NO MORE COASTING – by Patsy Reid

When I was asked to write this piece, I figured I had plenty of time to decide what to write about and also plenty of time to write it, as I was going to be away music-ing without the usual distractions that home offers. But alas no, here I am on deadline day, backstage at Sidmouth Folk Festival via Skye, Dorset and Cambridge, making a start before doing a gig and driving up to Edinburgh for a rehearsal in the morning.

So, I’m busy. People have written about that on this forum. I’m juggling many hats but I’ve also read a great post about that on this forum. What on earth can I write about that people will find original and interesting? Well I figured I’d write about what I have been doing in my spare time over the past few weeks away from home, and more importantly, why.

Here is my confession: I’ve been learning to play my new tenor guitar because ultimately, I’m a little bored of the fiddle.

Don’t get me wrong, I have many limitations on my first instrument but I definitely feel like I need a fresh challenge and a new discipline with an alternate musical role to what is predominantly a melodic instrument.

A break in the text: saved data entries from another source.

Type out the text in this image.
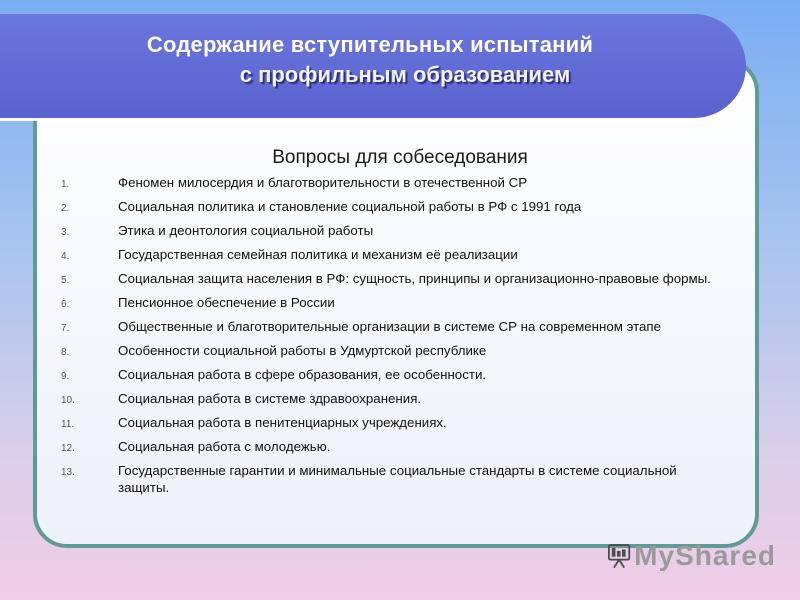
Содержание вступительных испытаний
с профильным образованием
Вопросы для собеседования
1.	Феномен милосердия и благотворительности в отечественной СР
2.	Социальная политика и становление социальной работы в РФ с 1991 года
3.	Этика и деонтология социальной работы
4.	Государственная семейная политика и механизм её реализации
5.	Социальная защита населения в РФ: сущность, принципы и организационно-правовые формы.
6.	Пенсионное обеспечение в России
7.	Общественные и благотворительные организации в системе СР на современном этапе
8.	Особенности социальной работы в Удмуртской республике
9.	Социальная работа в сфере образования, ее особенности.
10.	Социальная работа в системе здравоохранения.
11.	Социальная работа в пенитенциарных учреждениях.
12.	Социальная работа с молодежью.
13.	Государственные гарантии и минимальные социальные стандарты в системе социальной защиты.
MyShared
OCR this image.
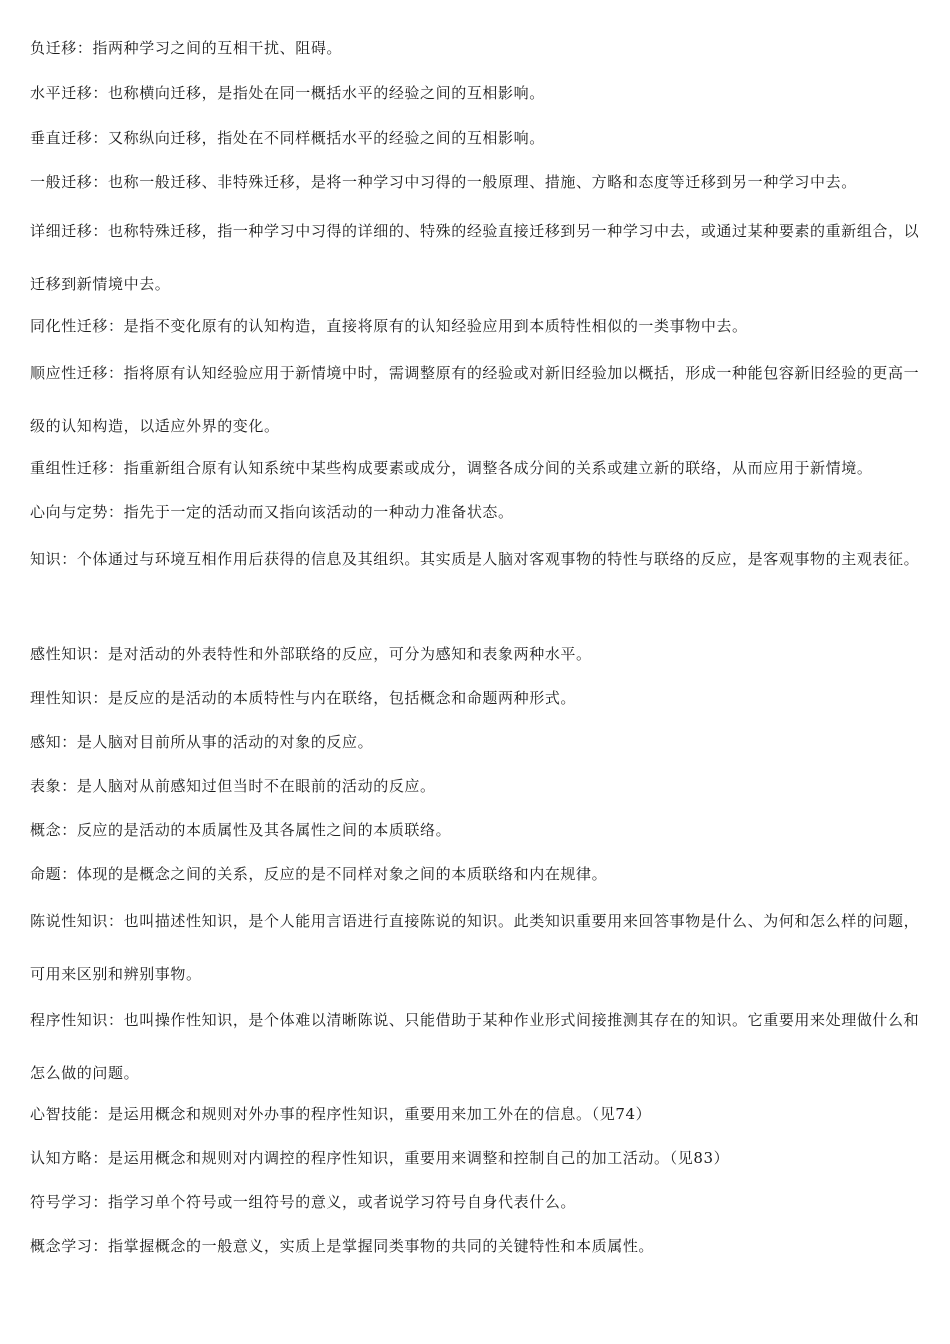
负迁移：指两种学习之间的互相干扰、阻碍。

水平迁移：也称横向迁移，是指处在同一概括水平的经验之间的互相影响。

垂直迁移：又称纵向迁移，指处在不同样概括水平的经验之间的互相影响。

一般迁移：也称一般迁移、非特殊迁移，是将一种学习中习得的一般原理、措施、方略和态度等迁移到另一种学习中去。

详细迁移：也称特殊迁移，指一种学习中习得的详细的、特殊的经验直接迁移到另一种学习中去，或通过某种要素的重新组合，以迁移到新情境中去。

同化性迁移：是指不变化原有的认知构造，直接将原有的认知经验应用到本质特性相似的一类事物中去。

顺应性迁移：指将原有认知经验应用于新情境中时，需调整原有的经验或对新旧经验加以概括，形成一种能包容新旧经验的更高一级的认知构造，以适应外界的变化。

重组性迁移：指重新组合原有认知系统中某些构成要素或成分，调整各成分间的关系或建立新的联络，从而应用于新情境。

心向与定势：指先于一定的活动而又指向该活动的一种动力准备状态。

知识：个体通过与环境互相作用后获得的信息及其组织。其实质是人脑对客观事物的特性与联络的反应，是客观事物的主观表征。

感性知识：是对活动的外表特性和外部联络的反应，可分为感知和表象两种水平。

理性知识：是反应的是活动的本质特性与内在联络，包括概念和命题两种形式。

感知：是人脑对目前所从事的活动的对象的反应。

表象：是人脑对从前感知过但当时不在眼前的活动的反应。

概念：反应的是活动的本质属性及其各属性之间的本质联络。

命题：体现的是概念之间的关系，反应的是不同样对象之间的本质联络和内在规律。

陈说性知识：也叫描述性知识，是个人能用言语进行直接陈说的知识。此类知识重要用来回答事物是什么、为何和怎么样的问题，可用来区别和辨别事物。

程序性知识：也叫操作性知识，是个体难以清晰陈说、只能借助于某种作业形式间接推测其存在的知识。它重要用来处理做什么和怎么做的问题。

心智技能：是运用概念和规则对外办事的程序性知识，重要用来加工外在的信息。（见74）

认知方略：是运用概念和规则对内调控的程序性知识，重要用来调整和控制自己的加工活动。（见83）

符号学习：指学习单个符号或一组符号的意义，或者说学习符号自身代表什么。

概念学习：指掌握概念的一般意义，实质上是掌握同类事物的共同的关键特性和本质属性。
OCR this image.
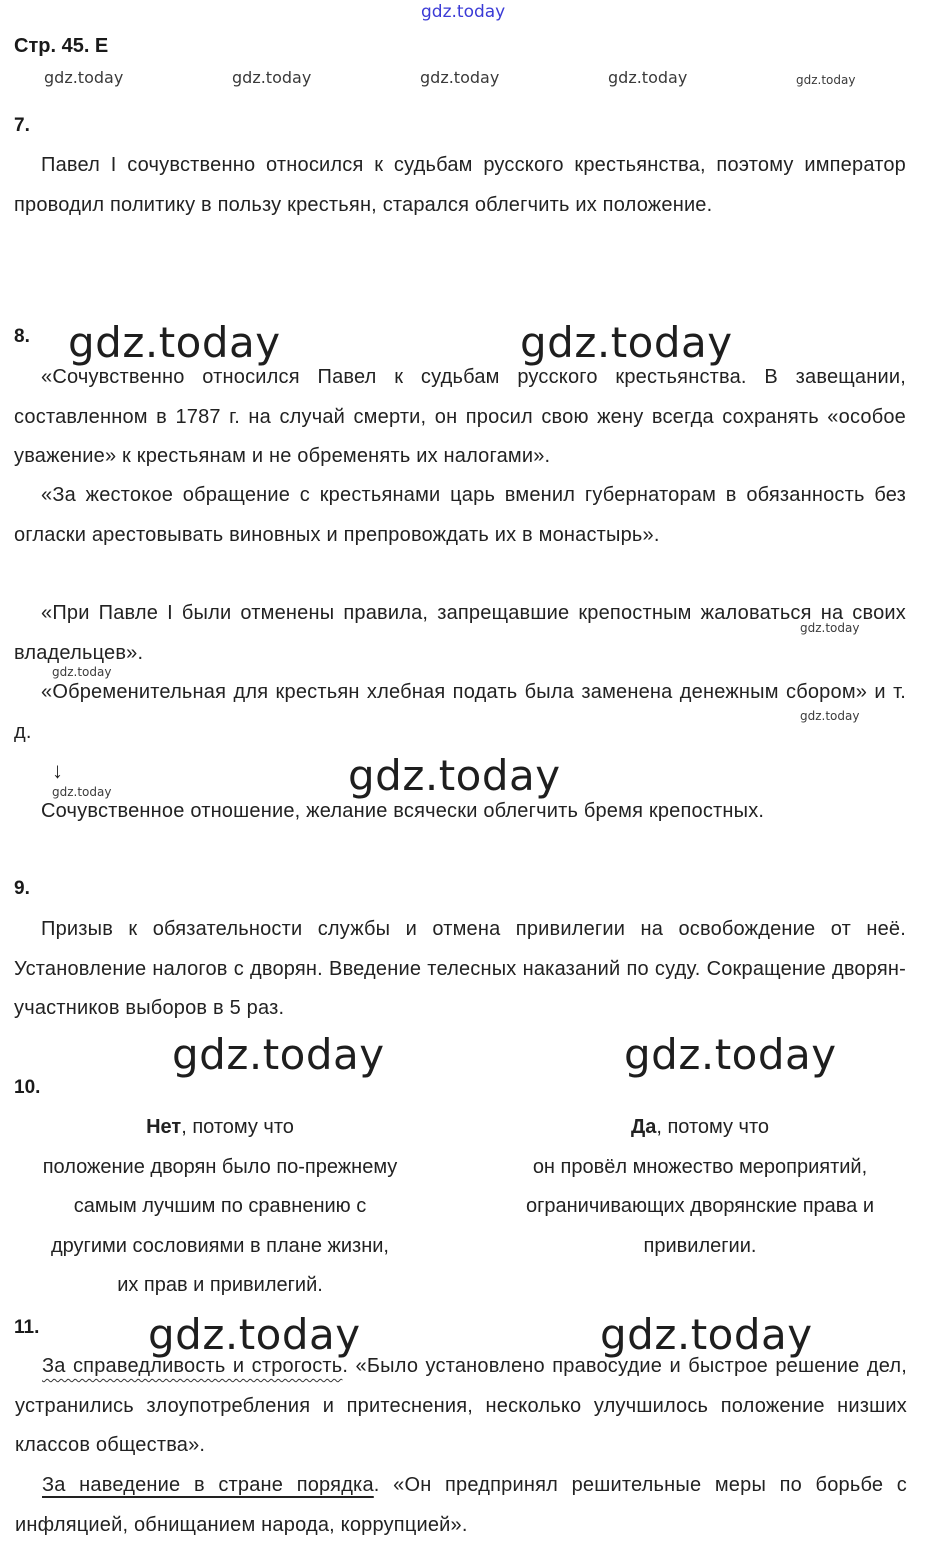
gdz.today
gdz.today	gdz.today	gdz.today	gdz.today	gdz.today
gdz.today	gdz.today
gdz.today
gdz.today
gdz.today
gdz.today	gdz.today
gdz.today	gdz.today
gdz.today	gdz.today
Стр. 45. Е
7.
Павел I сочувственно относился к судьбам русского крестьянства, поэтому император проводил политику в пользу крестьян, старался облегчить их положение.
8.
«Сочувственно относился Павел к судьбам русского крестьянства. В завещании, составленном в 1787 г. на случай смерти, он просил свою жену всегда сохранять «особое уважение» к крестьянам и не обременять их налогами».
«За жестокое обращение с крестьянами царь вменил губернаторам в обязанность без огласки арестовывать виновных и препровождать их в монастырь».
«При Павле I были отменены правила, запрещавшие крепостным жаловаться на своих владельцев».
«Обременительная для крестьян хлебная подать была заменена денежным сбором» и т. д.
↓
Сочувственное отношение, желание всячески облегчить бремя крепостных.
9.
Призыв к обязательности службы и отмена привилегии на освобождение от неё. Установление налогов с дворян. Введение телесных наказаний по суду. Сокращение дворян-участников выборов в 5 раз.
10.
Нет, потому что
положение дворян было по-прежнему
самым лучшим по сравнению с
другими сословиями в плане жизни,
их прав и привилегий.
Да, потому что
он провёл множество мероприятий,
ограничивающих дворянские права и
привилегии.
11.
За справедливость и строгость. «Было установлено правосудие и быстрое решение дел, устранились злоупотребления и притеснения, несколько улучшилось положение низших классов общества».
За наведение в стране порядка. «Он предпринял решительные меры по борьбе с инфляцией, обнищанием народа, коррупцией».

Perhaps it stems from being pigeonholed as a melody player for 20 years and possibly even feelings of inferiority to musicians of the rhythm section. I want to be a member of that club and respected as a musician and composer, not just a fiddle player.

So it all started when I bought a Telecaster in a Cambridge music shop whilst on tour in 2015. I confess, I’ve found the 6 string guitar slow going, especially when I’ve no work-related incentive to focus on it in a big way. But each time I’ve picked it up to learn something, I’ve found myself getting more comfortable and familiar with the somewhat alien shapes. My next investment was a Fender Precision Bass, which I love and find navigating much easier, but there’s still little chance of playing it in the real world, which is fine – I’m not nearly cool enough!

It was when I bought my lovely tenor guitar last year that I thought I might possibly be able to take a guitar onto the stage with me, and last weekend, nearly a year later, I did just that at Cambridge Folk Festival. Due to the aforementioned busy-ness, I haven’t really been able to put much work in over the past 11 months but when the opportunity arose to accompany Maz O’Connor at Cambridge with the task of recreating her beautiful new album as a trio, I figured it was the perfect time to get my chops together. And I loved it. When accompanying songs on the fiddle/viola, I pride myself on staying out of the way, enhancing the song but never being in competition with the vocal. Sometimes with a violin, this means making the call not to play at all, but unless I had an alternative plan, this wasn’t going to wash with Maz! So I practised for hours and hours, day after day, working out chords and shapes, trying to eliminate buzzes and unwanted ringing strings, working it out as I went. I was pretty sure I’d chicken out at the last minute, especially when the reality of standing to play as well as simultaneously singing BVs hit me. But I kept my cool and went through with it. I was probably terrible and I’m sure I’ll cringe about it as I continue to improve but it truly scared me and maybe that’s what has been missing from my music making of late.

As versatile as the fiddle is, I find myself questioning the roads it has taken me down and the musical choices it has made for me. Something that I have been increasingly aware of over the years are the practicalities of singing and playing fiddle at the same time. Though there are great examples of fiddle players who do both very well, I’ve personally not found a way to sing and play in tune, whilst detaching my jaw from the fiddle in order to sing freely. With the exception of singing BVs with simple fiddle parts, I’ve always been dis-satisfied with my performance and for the most part unable to accompany myself whilst singing. To a certain extent, this has probably prevented me from pursuing my singing and until about 4 years ago I felt unable to even contemplate writing a song. Thanks to the persuasion of the brilliant Gordon McLean of Mull, I have now written and recorded 5 songs to date and the thought of playing them all by myself at an open-mic night is terrifying but strangely really appealing!

The prospect of playing this twangy stringed instrument has unlocked a desire in me to branch out creatively and stylistically as a musician and it’s exciting. Of course I love the fiddle and the music I am lucky enough to play and teach for a living, but the older I get, the more I want to be in control of the music I play and not just coasting because I can.